As empresas estatais brasileiras que registraram um prejuízo de R$ 32 bilhões em 2015 no governo de Dilma Rousseff, no ano passado obteve um lucro líquido de R$ 187,7 bilhões.

O principais motivo dos resultado negativo das estatais durante o governo petista foi a política de controle de preços, que começou no governo de Luiz Inácio Lula da Silva, conforme artigo publicado no jornal Valor Econômico, na sexta-feira 29.

No governo Bolsonaro, a política de combate a corrupção e o livre mercado, foram medidas necessárias para reverter a situação, e acabar com o ciclo dos megaprejuízos de estatais liderados por Petrobras, Eletrobras, Correios e Infraero.

Com o lucro de 2021, que representou o triplo do valor apurado no exercício anterior, 2020, correspondente a R$ 60 bilhões, as empresas estatais federais pagaram a título de dividendos aos acionistas e juros sobre capital próprio a quantia de R$ 101 bilhões.
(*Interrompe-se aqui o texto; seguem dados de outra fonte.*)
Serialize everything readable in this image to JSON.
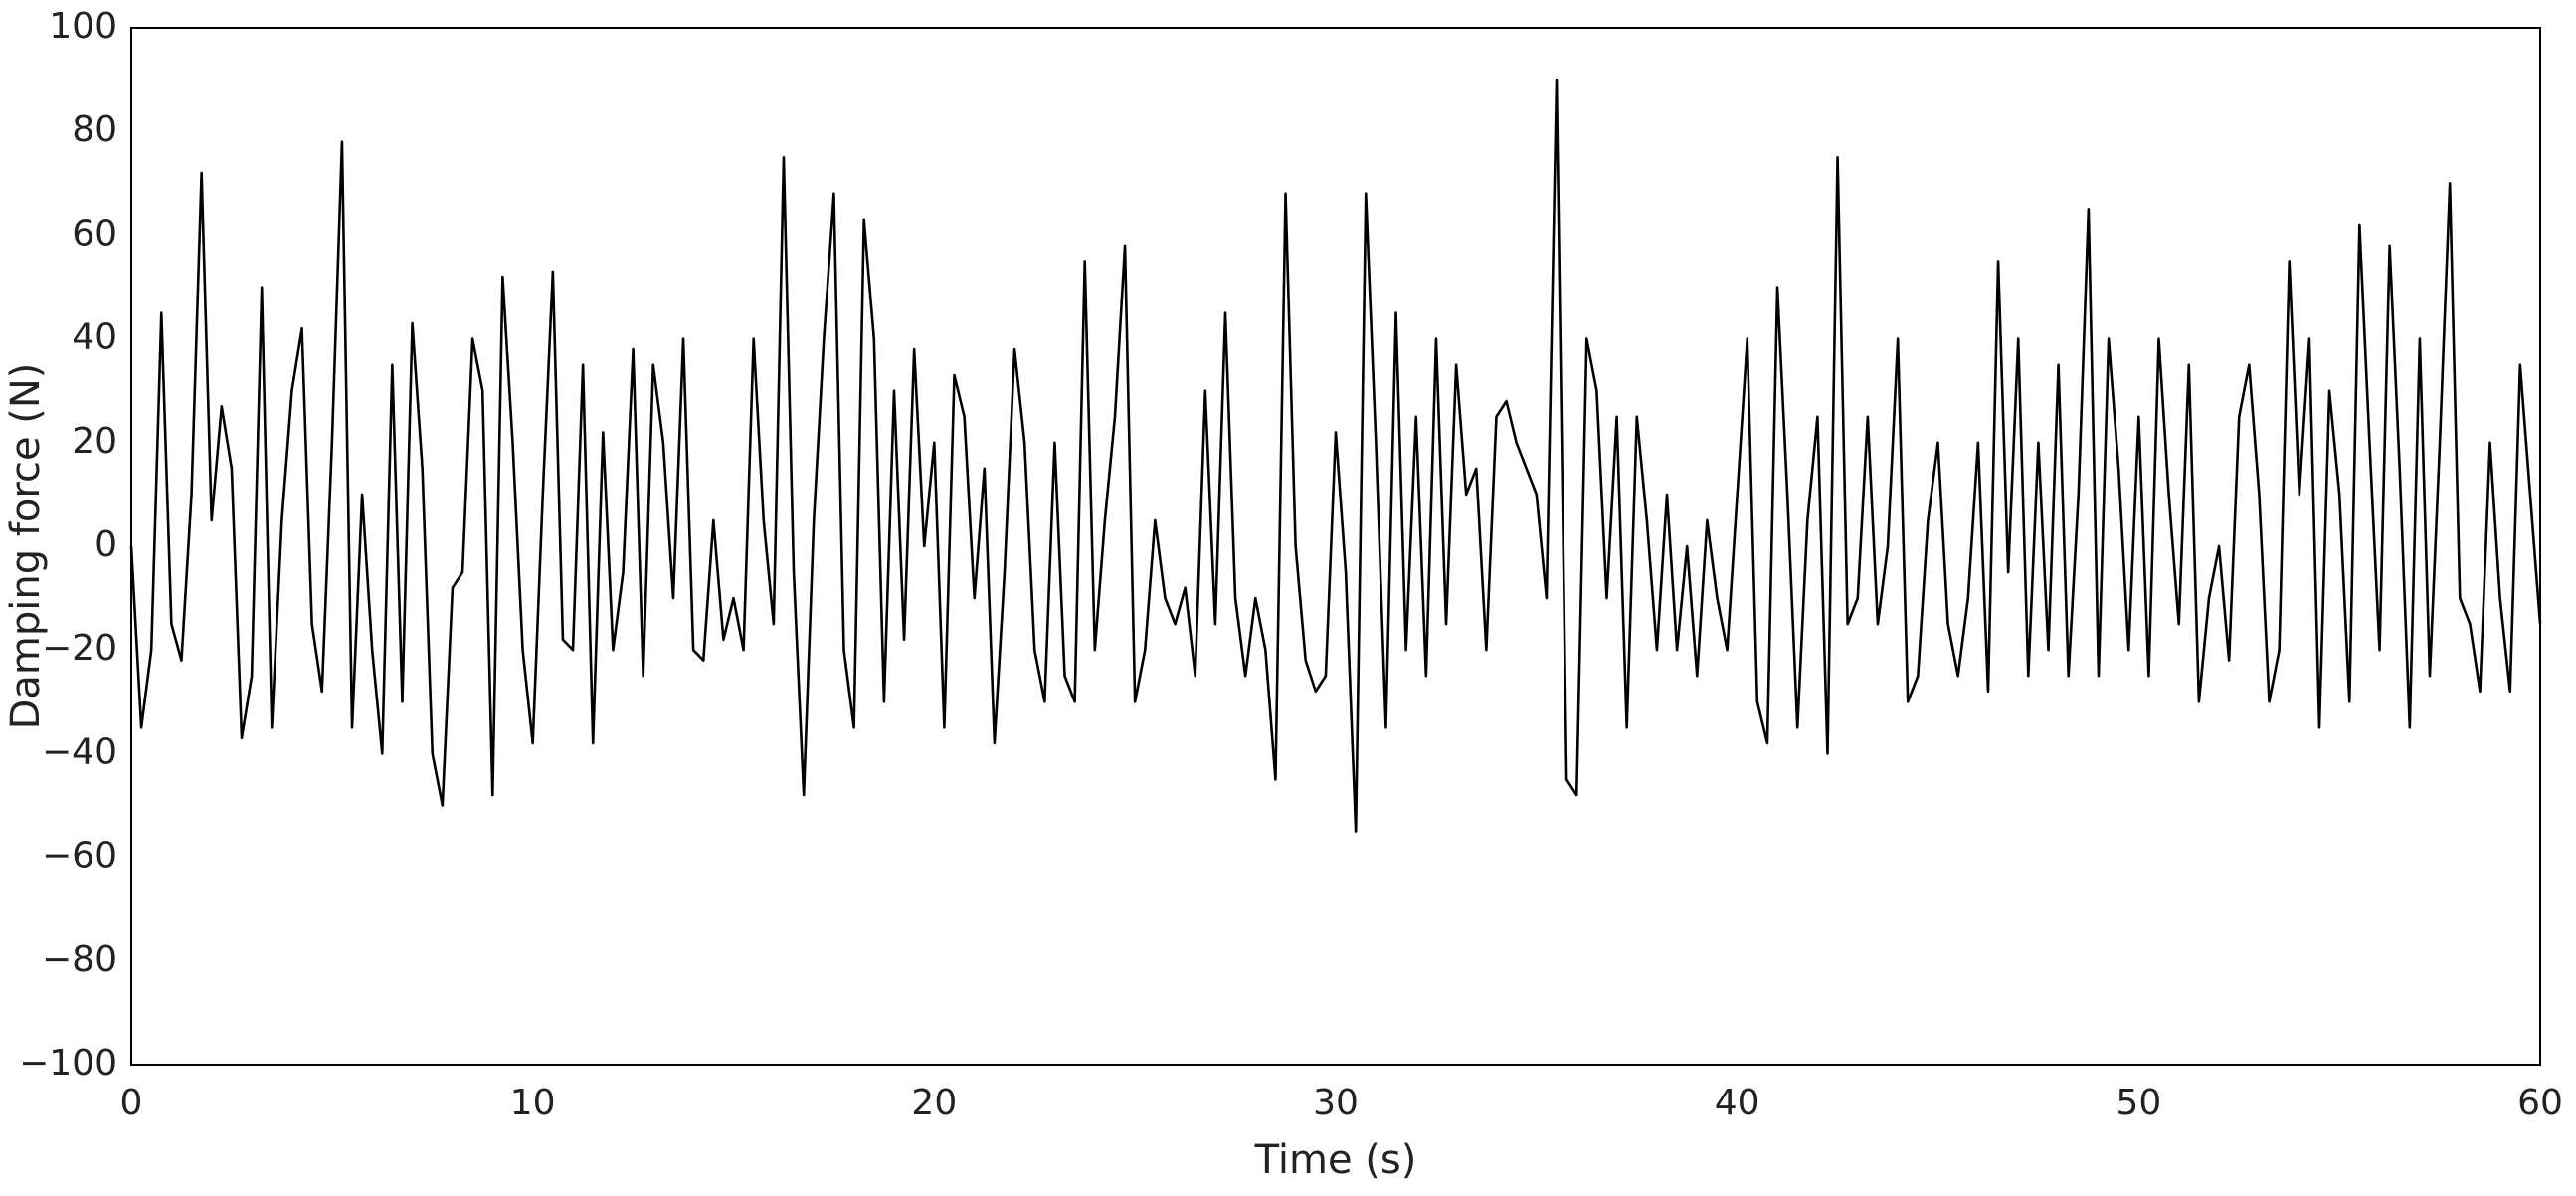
{
  "chart_data": {
    "type": "line",
    "xlabel": "Time (s)",
    "ylabel": "Damping force (N)",
    "color": "#000000",
    "xlim": [
      0,
      60
    ],
    "xticks": [
      0,
      10,
      20,
      30,
      40,
      50,
      60
    ],
    "ylim": [
      -100,
      100
    ],
    "yticks": [
      {
        "value": -100,
        "label": "−100"
      },
      {
        "value": -80,
        "label": "−80"
      },
      {
        "value": -60,
        "label": "−60"
      },
      {
        "value": -40,
        "label": "−40"
      },
      {
        "value": -20,
        "label": "−20"
      },
      0,
      20,
      40,
      60,
      80,
      100
    ],
    "x": [
      0,
      0.25,
      0.5,
      0.75,
      1,
      1.25,
      1.5,
      1.75,
      2,
      2.25,
      2.5,
      2.75,
      3,
      3.25,
      3.5,
      3.75,
      4,
      4.25,
      4.5,
      4.75,
      5,
      5.25,
      5.5,
      5.75,
      6,
      6.25,
      6.5,
      6.75,
      7,
      7.25,
      7.5,
      7.75,
      8,
      8.25,
      8.5,
      8.75,
      9,
      9.25,
      9.5,
      9.75,
      10,
      10.25,
      10.5,
      10.75,
      11,
      11.25,
      11.5,
      11.75,
      12,
      12.25,
      12.5,
      12.75,
      13,
      13.25,
      13.5,
      13.75,
      14,
      14.25,
      14.5,
      14.75,
      15,
      15.25,
      15.5,
      15.75,
      16,
      16.25,
      16.5,
      16.75,
      17,
      17.25,
      17.5,
      17.75,
      18,
      18.25,
      18.5,
      18.75,
      19,
      19.25,
      19.5,
      19.75,
      20,
      20.25,
      20.5,
      20.75,
      21,
      21.25,
      21.5,
      21.75,
      22,
      22.25,
      22.5,
      22.75,
      23,
      23.25,
      23.5,
      23.75,
      24,
      24.25,
      24.5,
      24.75,
      25,
      25.25,
      25.5,
      25.75,
      26,
      26.25,
      26.5,
      26.75,
      27,
      27.25,
      27.5,
      27.75,
      28,
      28.25,
      28.5,
      28.75,
      29,
      29.25,
      29.5,
      29.75,
      30,
      30.25,
      30.5,
      30.75,
      31,
      31.25,
      31.5,
      31.75,
      32,
      32.25,
      32.5,
      32.75,
      33,
      33.25,
      33.5,
      33.75,
      34,
      34.25,
      34.5,
      34.75,
      35,
      35.25,
      35.5,
      35.75,
      36,
      36.25,
      36.5,
      36.75,
      37,
      37.25,
      37.5,
      37.75,
      38,
      38.25,
      38.5,
      38.75,
      39,
      39.25,
      39.5,
      39.75,
      40,
      40.25,
      40.5,
      40.75,
      41,
      41.25,
      41.5,
      41.75,
      42,
      42.25,
      42.5,
      42.75,
      43,
      43.25,
      43.5,
      43.75,
      44,
      44.25,
      44.5,
      44.75,
      45,
      45.25,
      45.5,
      45.75,
      46,
      46.25,
      46.5,
      46.75,
      47,
      47.25,
      47.5,
      47.75,
      48,
      48.25,
      48.5,
      48.75,
      49,
      49.25,
      49.5,
      49.75,
      50,
      50.25,
      50.5,
      50.75,
      51,
      51.25,
      51.5,
      51.75,
      52,
      52.25,
      52.5,
      52.75,
      53,
      53.25,
      53.5,
      53.75,
      54,
      54.25,
      54.5,
      54.75,
      55,
      55.25,
      55.5,
      55.75,
      56,
      56.25,
      56.5,
      56.75,
      57,
      57.25,
      57.5,
      57.75,
      58,
      58.25,
      58.5,
      58.75,
      59,
      59.25,
      59.5,
      59.75,
      60
    ],
    "values": [
      0,
      -35,
      -20,
      45,
      -15,
      -22,
      10,
      72,
      5,
      27,
      15,
      -37,
      -25,
      50,
      -35,
      5,
      30,
      42,
      -15,
      -28,
      20,
      78,
      -35,
      10,
      -20,
      -40,
      35,
      -30,
      43,
      15,
      -40,
      -50,
      -8,
      -5,
      40,
      30,
      -48,
      52,
      20,
      -20,
      -38,
      10,
      53,
      -18,
      -20,
      35,
      -38,
      22,
      -20,
      -5,
      38,
      -25,
      35,
      20,
      -10,
      40,
      -20,
      -22,
      5,
      -18,
      -10,
      -20,
      40,
      5,
      -15,
      75,
      -5,
      -48,
      5,
      40,
      68,
      -20,
      -35,
      63,
      40,
      -30,
      30,
      -18,
      38,
      0,
      20,
      -35,
      33,
      25,
      -10,
      15,
      -38,
      -5,
      38,
      20,
      -20,
      -30,
      20,
      -25,
      -30,
      55,
      -20,
      5,
      25,
      58,
      -30,
      -20,
      5,
      -10,
      -15,
      -8,
      -25,
      30,
      -15,
      45,
      -10,
      -25,
      -10,
      -20,
      -45,
      68,
      0,
      -22,
      -28,
      -25,
      22,
      -5,
      -55,
      68,
      20,
      -35,
      45,
      -20,
      25,
      -25,
      40,
      -15,
      35,
      10,
      15,
      -20,
      25,
      28,
      20,
      15,
      10,
      -10,
      90,
      -45,
      -48,
      40,
      30,
      -10,
      25,
      -35,
      25,
      5,
      -20,
      10,
      -20,
      0,
      -25,
      5,
      -10,
      -20,
      10,
      40,
      -30,
      -38,
      50,
      10,
      -35,
      5,
      25,
      -40,
      75,
      -15,
      -10,
      25,
      -15,
      0,
      40,
      -30,
      -25,
      5,
      20,
      -15,
      -25,
      -10,
      20,
      -28,
      55,
      -5,
      40,
      -25,
      20,
      -20,
      35,
      -25,
      10,
      65,
      -25,
      40,
      15,
      -20,
      25,
      -25,
      40,
      10,
      -15,
      35,
      -30,
      -10,
      0,
      -22,
      25,
      35,
      10,
      -30,
      -20,
      55,
      10,
      40,
      -35,
      30,
      10,
      -30,
      62,
      20,
      -20,
      58,
      15,
      -35,
      40,
      -25,
      20,
      70,
      -10,
      -15,
      -28,
      20,
      -10,
      -28,
      35,
      10,
      -15
    ]
  }
}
Especificamente para a União foram pagos R$ 43 bilhões.

Resultados positivos

A Petrobras teve resultado líquido de pouco mais de R$ 107 bilhões, responsável por 57% do lucro geral das empresas federais. Em seguida vem o setor financeiro estatal com o BNDES, lucro de R$ 34 bilhões, equivalente a 18%; Banco do Brasil, quase R$ 20 bilhões, equivalente a 10%; Caixa com R$ 17 bilhões, em torno de 9%; e Eletrobras, R$ 5,7 bilhões, ou 3%.

Somadas, essas companhias responderam por cerca de 98% do resultado líquido final das estatais federais. São 47 grupos de empresas que, com as suas subsidiárias, totalizam 134 companhias. (Fonte: Revista Oeste)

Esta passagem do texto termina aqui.